A Date in November
"That's him." Brigadier General Lucius Clay, United States Army Time Corps, shoved the photo of the late 35th President of the United States across the desk.
I looked at the black and white glossy. The same features I knew from childhood: the confident smile, the firm jawline, the crowsfeet around the eyes, the gently tousled hair. I caught myself murmuring his name. "John Fitzgerald Kennedy."
"The one and the same," Clay nodded, chomping down on his stale cigar. Even after all these years, the mantra still worked its charm. "We're sending you back to him, Stubbs. That's where it starts. That's where everything went off the tracks."
I said nothing. Instead, I looked past Clay to the little Geiger counter mounted on the cool grey concrete wall of the office. Every office, lab, workshop, corridor and barracks in the bunker complex had one. And they were all clicking. A little more louder each day.
A decade ago, just before the missiles flew, the broad principles of time travel - quantum theory, anyway – were understood.
And then the world ended.
All you should know is that we miserable few survivors are all slowly dying of radiation poisoning. Live births are almost a thing of the past... not that there's much of a world left to bring a child into. The sky is always the same colour as the ash-grey ground, and the wind blows cold and hard. And the times when the sunlight pokes through the clouds, you couldn't stand in it for more than a few minutes before burning your skin off.
All we have is our history.
And our last chance.
Clay stood with me on the gantry-bridge to the time machine. It doesn't look like anything H.G. Wells would've built: two five-story superconducting terawatt magnetic plates standing parallel to each other, ten feet apart on a raised metal gantry twenty feet high. Below, lay what could've been mission control from when we still had a space program, with a forest of winking idiot lights and monitors and a small army of technicians to watch them. Between them and the magnets, there was enough coaxial cable coming and going for us to start our own phone company. And all of it was parked in a nice underground chamber of its very own.
"All set, Stubbs?"
"Just be sure to drop me at the right co-ordinates... sir." They'd actually gotten better in the last six months. The early tests were literally shots in the dark. Now, through calibrating the plates, they could at least aim me in the right direction. I looked at them. The giant magnets still had a little of that white liquid nitrogen frosting on them. The whole rig was cooled by the stuff. I shivered a little. Cold.
Clay grinned confidently. "You should come out in Dallas, on November 21st, 1963, plus or minus one day."

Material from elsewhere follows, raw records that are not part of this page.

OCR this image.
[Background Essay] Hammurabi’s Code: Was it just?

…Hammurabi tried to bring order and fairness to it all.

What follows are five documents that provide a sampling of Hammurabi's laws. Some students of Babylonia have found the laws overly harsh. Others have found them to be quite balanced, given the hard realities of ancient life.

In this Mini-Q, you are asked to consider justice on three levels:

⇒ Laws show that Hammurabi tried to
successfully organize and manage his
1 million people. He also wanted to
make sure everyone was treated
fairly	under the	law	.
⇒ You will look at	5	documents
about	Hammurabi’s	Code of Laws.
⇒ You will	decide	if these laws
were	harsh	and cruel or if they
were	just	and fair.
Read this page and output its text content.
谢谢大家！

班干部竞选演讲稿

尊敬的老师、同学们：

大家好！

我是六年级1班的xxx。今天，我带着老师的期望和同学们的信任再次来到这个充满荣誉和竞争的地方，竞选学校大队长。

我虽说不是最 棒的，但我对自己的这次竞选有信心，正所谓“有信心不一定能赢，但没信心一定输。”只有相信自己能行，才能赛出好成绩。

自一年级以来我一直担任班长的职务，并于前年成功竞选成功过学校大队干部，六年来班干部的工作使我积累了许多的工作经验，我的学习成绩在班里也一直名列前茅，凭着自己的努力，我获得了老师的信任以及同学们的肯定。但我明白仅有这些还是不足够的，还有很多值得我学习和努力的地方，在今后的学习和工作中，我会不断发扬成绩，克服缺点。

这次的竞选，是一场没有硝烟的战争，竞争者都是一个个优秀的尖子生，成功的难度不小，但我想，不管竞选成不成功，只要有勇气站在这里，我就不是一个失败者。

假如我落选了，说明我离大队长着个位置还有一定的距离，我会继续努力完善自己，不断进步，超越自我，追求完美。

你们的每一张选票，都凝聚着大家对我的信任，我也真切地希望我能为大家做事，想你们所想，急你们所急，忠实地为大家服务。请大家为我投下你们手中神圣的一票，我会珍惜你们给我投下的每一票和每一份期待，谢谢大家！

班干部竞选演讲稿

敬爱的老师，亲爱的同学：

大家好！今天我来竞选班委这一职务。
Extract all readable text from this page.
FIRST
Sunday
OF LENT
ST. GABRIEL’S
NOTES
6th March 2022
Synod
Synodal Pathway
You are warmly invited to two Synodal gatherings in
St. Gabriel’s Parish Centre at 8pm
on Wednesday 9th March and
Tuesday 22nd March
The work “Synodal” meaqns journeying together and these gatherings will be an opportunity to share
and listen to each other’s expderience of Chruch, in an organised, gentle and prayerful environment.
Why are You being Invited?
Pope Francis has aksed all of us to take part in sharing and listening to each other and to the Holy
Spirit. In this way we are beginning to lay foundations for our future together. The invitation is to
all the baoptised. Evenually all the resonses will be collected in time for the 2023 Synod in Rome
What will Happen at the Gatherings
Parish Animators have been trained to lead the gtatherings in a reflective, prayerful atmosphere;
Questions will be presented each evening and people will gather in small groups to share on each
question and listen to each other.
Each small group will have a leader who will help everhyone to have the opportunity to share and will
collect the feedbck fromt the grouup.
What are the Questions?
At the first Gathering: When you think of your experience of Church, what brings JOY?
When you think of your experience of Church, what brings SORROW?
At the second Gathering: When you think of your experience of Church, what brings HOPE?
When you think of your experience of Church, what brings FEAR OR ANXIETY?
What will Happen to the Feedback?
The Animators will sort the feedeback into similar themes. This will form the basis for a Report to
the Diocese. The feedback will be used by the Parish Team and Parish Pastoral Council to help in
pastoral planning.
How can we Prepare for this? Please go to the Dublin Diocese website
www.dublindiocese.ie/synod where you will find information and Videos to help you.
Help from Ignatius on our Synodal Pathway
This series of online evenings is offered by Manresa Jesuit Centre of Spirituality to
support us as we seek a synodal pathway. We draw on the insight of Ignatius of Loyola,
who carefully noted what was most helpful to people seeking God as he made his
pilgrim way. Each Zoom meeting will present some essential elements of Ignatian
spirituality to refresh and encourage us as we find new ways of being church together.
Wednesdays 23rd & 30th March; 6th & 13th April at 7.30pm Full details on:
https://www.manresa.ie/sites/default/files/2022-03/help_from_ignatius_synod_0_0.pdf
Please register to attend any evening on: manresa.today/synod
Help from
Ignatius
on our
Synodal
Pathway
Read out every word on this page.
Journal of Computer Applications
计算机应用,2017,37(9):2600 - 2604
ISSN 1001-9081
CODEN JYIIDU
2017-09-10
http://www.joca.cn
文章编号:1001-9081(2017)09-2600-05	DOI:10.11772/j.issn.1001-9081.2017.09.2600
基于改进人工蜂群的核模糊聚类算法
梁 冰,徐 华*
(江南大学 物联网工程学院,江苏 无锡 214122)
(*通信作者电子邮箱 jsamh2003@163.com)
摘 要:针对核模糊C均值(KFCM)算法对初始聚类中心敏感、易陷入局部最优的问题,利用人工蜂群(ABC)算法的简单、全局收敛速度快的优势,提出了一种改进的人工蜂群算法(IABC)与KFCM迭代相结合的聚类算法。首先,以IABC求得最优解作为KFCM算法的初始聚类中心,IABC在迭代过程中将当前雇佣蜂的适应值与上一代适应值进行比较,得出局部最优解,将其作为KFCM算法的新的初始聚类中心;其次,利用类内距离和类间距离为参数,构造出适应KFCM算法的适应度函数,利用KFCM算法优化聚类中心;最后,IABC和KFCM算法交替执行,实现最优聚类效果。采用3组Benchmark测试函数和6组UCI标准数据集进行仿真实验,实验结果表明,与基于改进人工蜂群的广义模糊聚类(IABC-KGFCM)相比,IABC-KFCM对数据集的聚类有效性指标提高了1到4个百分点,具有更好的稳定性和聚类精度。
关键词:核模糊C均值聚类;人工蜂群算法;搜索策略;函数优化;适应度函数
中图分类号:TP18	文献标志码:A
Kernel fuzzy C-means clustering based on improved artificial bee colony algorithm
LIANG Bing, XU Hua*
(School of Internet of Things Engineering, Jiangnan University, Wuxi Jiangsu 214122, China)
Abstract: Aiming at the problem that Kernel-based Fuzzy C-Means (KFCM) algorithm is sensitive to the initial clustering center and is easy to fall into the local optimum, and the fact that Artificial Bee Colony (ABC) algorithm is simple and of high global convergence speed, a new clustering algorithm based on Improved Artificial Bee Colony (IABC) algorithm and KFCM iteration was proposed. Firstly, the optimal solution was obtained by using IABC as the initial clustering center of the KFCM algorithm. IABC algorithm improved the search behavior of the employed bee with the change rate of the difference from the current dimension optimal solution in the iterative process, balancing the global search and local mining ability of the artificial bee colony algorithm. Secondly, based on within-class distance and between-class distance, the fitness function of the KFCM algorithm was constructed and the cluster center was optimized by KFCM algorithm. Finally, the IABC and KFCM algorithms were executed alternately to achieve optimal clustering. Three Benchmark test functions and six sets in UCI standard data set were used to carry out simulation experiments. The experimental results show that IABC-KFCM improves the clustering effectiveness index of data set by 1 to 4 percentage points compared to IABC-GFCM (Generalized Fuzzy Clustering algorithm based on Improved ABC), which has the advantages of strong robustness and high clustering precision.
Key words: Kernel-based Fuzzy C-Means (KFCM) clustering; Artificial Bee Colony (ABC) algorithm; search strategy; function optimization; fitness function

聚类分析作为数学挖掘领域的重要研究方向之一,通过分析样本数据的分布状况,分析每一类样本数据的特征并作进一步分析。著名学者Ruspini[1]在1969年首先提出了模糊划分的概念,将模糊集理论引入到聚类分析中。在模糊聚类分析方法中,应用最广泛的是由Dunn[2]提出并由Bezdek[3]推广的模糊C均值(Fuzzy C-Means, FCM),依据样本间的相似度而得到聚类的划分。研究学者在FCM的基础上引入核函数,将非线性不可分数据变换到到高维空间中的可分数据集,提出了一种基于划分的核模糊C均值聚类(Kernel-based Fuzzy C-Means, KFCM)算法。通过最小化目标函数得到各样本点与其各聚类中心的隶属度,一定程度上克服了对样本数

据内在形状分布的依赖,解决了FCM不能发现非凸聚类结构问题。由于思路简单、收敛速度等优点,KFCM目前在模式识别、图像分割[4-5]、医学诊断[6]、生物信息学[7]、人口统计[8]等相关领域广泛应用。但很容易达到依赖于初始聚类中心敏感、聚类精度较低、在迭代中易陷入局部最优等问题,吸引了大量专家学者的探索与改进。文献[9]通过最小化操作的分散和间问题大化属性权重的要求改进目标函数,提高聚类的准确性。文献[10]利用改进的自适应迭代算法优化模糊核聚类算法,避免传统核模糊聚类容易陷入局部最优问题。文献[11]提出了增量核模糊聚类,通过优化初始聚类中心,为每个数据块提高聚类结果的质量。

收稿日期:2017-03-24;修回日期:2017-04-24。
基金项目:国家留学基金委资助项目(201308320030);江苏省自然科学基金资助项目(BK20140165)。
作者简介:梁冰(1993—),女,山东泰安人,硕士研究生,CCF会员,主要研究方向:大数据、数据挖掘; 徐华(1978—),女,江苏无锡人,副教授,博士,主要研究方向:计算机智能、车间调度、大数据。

"The day before... that's too tight, General."
"You know we don't have the power to focus the wormhole any longer. Besides, you're not the only one going back."
I knew that other men were also getting ready for their rides in the machine. We had a team going to 1968 and another to 1980.
"God, Stubbs, you look so... normal," grunted Clay. Normal for a pre-war world. I wasn't wearing the usual threadbare uniform everyone else around here wore. I wore a smart black suit that looked like it had come from the tailors. The Samsonite briefcase I carried had all the tools I needed for my job.
"I envy you in way, Stubbs," he said.
The warning klaxon hooted. You could see the blue flashes rippling across the plates as they came to life.
"Good luck," said Clay as we shook hands. "Good luck to us all."